Kaddoumi continued, "Exact causes for blood-brain barrier dysfunction in CAA are not well known, thus our proposed studies will focus on the development of high throughput screening to understand the basis for blood-brain barrier dysfunction, identify small molecules that inhibit beta amyloid accumulation and toxicity at the blood-brain barrier, and ultimately inhibit the development of CAA.
El Sayed received $155,000 funding for "A High-Resolution Time-of-Flight Mass Spectrometry System for Enhancement of ULM Pharmaceutical Research," awarded for the acquisition of equipment to enhance research infrastructure.
Blaylock also commented on the importance of El Sayed's research, stating, "Dr. El Sayed's funding for the Mass Spectrometry system will add very powerful instrumentation for both his research program and those of several other Basic Pharmaceutical Sciences researchers."

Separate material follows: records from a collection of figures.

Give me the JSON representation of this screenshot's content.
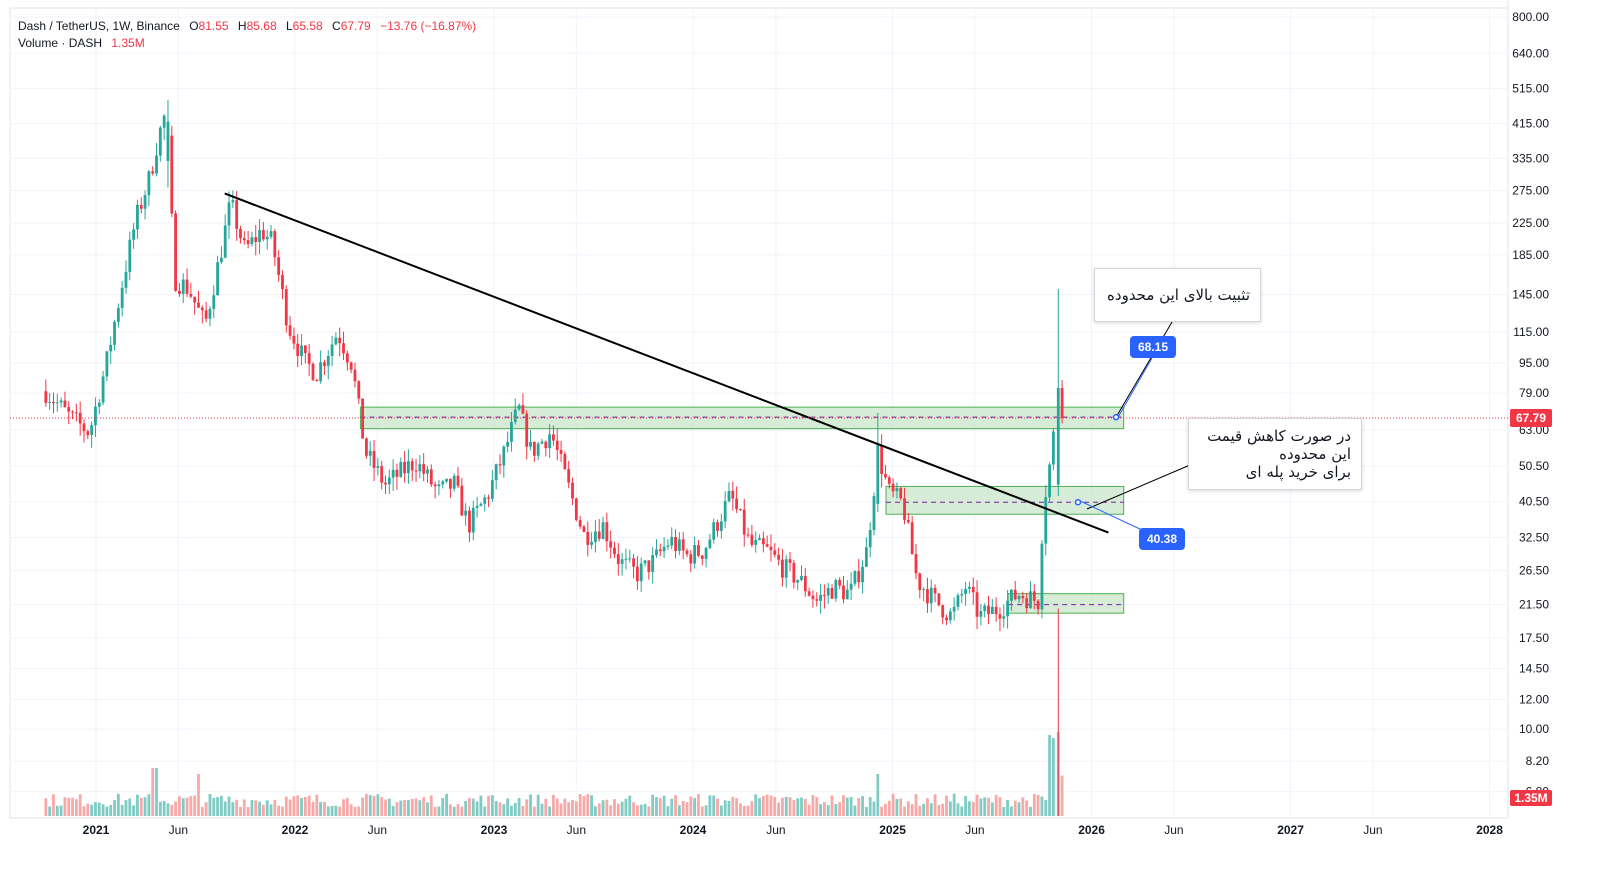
{
  "legend": {
    "symbol": "Dash / TetherUS, 1W, Binance",
    "open_label": "O",
    "open": "81.55",
    "high_label": "H",
    "high": "85.68",
    "low_label": "L",
    "low": "65.58",
    "close_label": "C",
    "close": "67.79",
    "change": "−13.76 (−16.87%)",
    "volume_label": "Volume · DASH",
    "volume": "1.35M"
  },
  "annotations": {
    "top_note": "تثبیت بالای این محدوده",
    "bottom_note_line1": "در صورت کاهش قیمت",
    "bottom_note_line2": "این محدوده",
    "bottom_note_line3": "برای خرید پله ای",
    "badge_top": "68.15",
    "badge_bottom": "40.38"
  },
  "colors": {
    "up": "#26a69a",
    "down": "#f23645",
    "zone_fill": "#c8e6c9",
    "zone_border": "#4caf50",
    "badge": "#2962ff",
    "price_line": "#f23645",
    "trendline": "#000000"
  },
  "chart_data": {
    "type": "candlestick",
    "scale": "log",
    "timeframe": "1W",
    "y_ticks": [
      "800.00",
      "640.00",
      "515.00",
      "415.00",
      "335.00",
      "275.00",
      "225.00",
      "185.00",
      "145.00",
      "115.00",
      "95.00",
      "79.00",
      "63.00",
      "50.50",
      "40.50",
      "32.50",
      "26.50",
      "21.50",
      "17.50",
      "14.50",
      "12.00",
      "10.00",
      "8.20",
      "6.80"
    ],
    "x_ticks": [
      "2021",
      "Jun",
      "2022",
      "Jun",
      "2023",
      "Jun",
      "2024",
      "Jun",
      "2025",
      "Jun",
      "2026",
      "Jun",
      "2027",
      "Jun",
      "2028"
    ],
    "bold_x_ticks": [
      "2021",
      "2022",
      "2023",
      "2024",
      "2025",
      "2026",
      "2027",
      "2028"
    ],
    "last_price": "67.79",
    "last_volume": "1.35M",
    "anchors": [
      [
        "2020-10-01",
        80
      ],
      [
        "2020-11-15",
        68
      ],
      [
        "2020-12-20",
        62
      ],
      [
        "2021-01-20",
        95
      ],
      [
        "2021-02-20",
        160
      ],
      [
        "2021-03-15",
        230
      ],
      [
        "2021-04-10",
        300
      ],
      [
        "2021-04-25",
        380
      ],
      [
        "2021-05-10",
        450
      ],
      [
        "2021-05-25",
        160
      ],
      [
        "2021-06-20",
        150
      ],
      [
        "2021-07-20",
        120
      ],
      [
        "2021-08-15",
        180
      ],
      [
        "2021-09-05",
        255
      ],
      [
        "2021-10-01",
        190
      ],
      [
        "2021-11-01",
        215
      ],
      [
        "2021-11-20",
        200
      ],
      [
        "2021-12-20",
        120
      ],
      [
        "2022-01-20",
        95
      ],
      [
        "2022-02-10",
        90
      ],
      [
        "2022-03-20",
        115
      ],
      [
        "2022-04-15",
        95
      ],
      [
        "2022-05-10",
        55
      ],
      [
        "2022-06-15",
        45
      ],
      [
        "2022-08-10",
        52
      ],
      [
        "2022-09-20",
        43
      ],
      [
        "2022-10-20",
        45
      ],
      [
        "2022-11-15",
        35
      ],
      [
        "2022-12-20",
        42
      ],
      [
        "2023-01-20",
        55
      ],
      [
        "2023-02-15",
        72
      ],
      [
        "2023-03-10",
        55
      ],
      [
        "2023-04-15",
        62
      ],
      [
        "2023-05-10",
        48
      ],
      [
        "2023-06-15",
        33
      ],
      [
        "2023-07-20",
        35
      ],
      [
        "2023-08-20",
        28
      ],
      [
        "2023-09-20",
        26
      ],
      [
        "2023-10-20",
        28
      ],
      [
        "2023-11-20",
        32
      ],
      [
        "2023-12-20",
        29
      ],
      [
        "2024-01-20",
        30
      ],
      [
        "2024-03-10",
        42
      ],
      [
        "2024-04-15",
        31
      ],
      [
        "2024-05-15",
        30
      ],
      [
        "2024-06-15",
        27
      ],
      [
        "2024-07-15",
        25
      ],
      [
        "2024-08-15",
        22
      ],
      [
        "2024-09-15",
        24
      ],
      [
        "2024-10-15",
        23
      ],
      [
        "2024-11-15",
        30
      ],
      [
        "2024-12-05",
        55
      ],
      [
        "2024-12-25",
        43
      ],
      [
        "2025-01-20",
        40
      ],
      [
        "2025-02-15",
        25
      ],
      [
        "2025-03-20",
        22
      ],
      [
        "2025-04-20",
        20
      ],
      [
        "2025-05-15",
        24
      ],
      [
        "2025-06-10",
        20
      ],
      [
        "2025-07-15",
        21
      ],
      [
        "2025-08-20",
        23
      ],
      [
        "2025-09-25",
        22
      ],
      [
        "2025-10-05",
        40
      ],
      [
        "2025-10-20",
        55
      ],
      [
        "2025-11-01",
        81.55
      ],
      [
        "2025-11-10",
        67.79
      ]
    ],
    "special_candles": [
      {
        "date": "2021-05-10",
        "open": 330,
        "high": 480,
        "low": 280,
        "close": 420
      },
      {
        "date": "2024-12-05",
        "open": 40,
        "high": 70,
        "low": 38,
        "close": 58
      },
      {
        "date": "2025-11-01",
        "open": 45,
        "high": 150,
        "low": 42,
        "close": 81.55
      },
      {
        "date": "2025-11-08",
        "open": 81.55,
        "high": 85.68,
        "low": 65.58,
        "close": 67.79
      }
    ],
    "zones": [
      {
        "from": "2022-05-01",
        "to": "2026-03-01",
        "low": 63.5,
        "high": 72.5,
        "mid": 68.15
      },
      {
        "from": "2024-12-20",
        "to": "2026-03-01",
        "low": 37.5,
        "high": 44.5,
        "mid": 40.38
      },
      {
        "from": "2025-08-01",
        "to": "2026-03-01",
        "low": 20.4,
        "high": 23.0,
        "mid": 21.5
      }
    ],
    "trendline": [
      [
        "2021-08-25",
        270
      ],
      [
        "2026-02-01",
        33.5
      ]
    ],
    "volume_spikes": [
      {
        "date": "2021-04-15",
        "value": 1.6
      },
      {
        "date": "2021-04-25",
        "value": 1.6
      },
      {
        "date": "2021-07-10",
        "value": 1.4
      },
      {
        "date": "2024-12-05",
        "value": 1.4
      },
      {
        "date": "2025-10-15",
        "value": 2.7
      },
      {
        "date": "2025-10-25",
        "value": 2.6
      },
      {
        "date": "2025-11-01",
        "value": 2.8
      },
      {
        "date": "2025-11-08",
        "value": 1.35
      }
    ]
  }
}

El Sayed's proposal states, the "equipment will be used across a broad spectrum of research by a number of faculty."
"This was a perfect example of successful collaborative group efforts," said El Sayed.
"The diversity and potential of several ULM College of Pharmacy faculty research was compelling to the Board of Regents to be on the top of this mechanism's funding priorities. This sort of multi-user state-of-the-art pharmaceutical research technology is strengthening our educational and scholarly capability and represent important infrastructure needed to recognize the ULM College of Pharmacy as Louisiana's future drug discovery center."
El Sayed has taught full-time at ULM since 2003.
According to the BoR's final report, "One hundred twenty-four research proposals requesting a total of $7,184,398 in first-year funds were submitted for funding consideration in fiscal year (FY) 2012-13 to the Research Competitiveness Subprogram."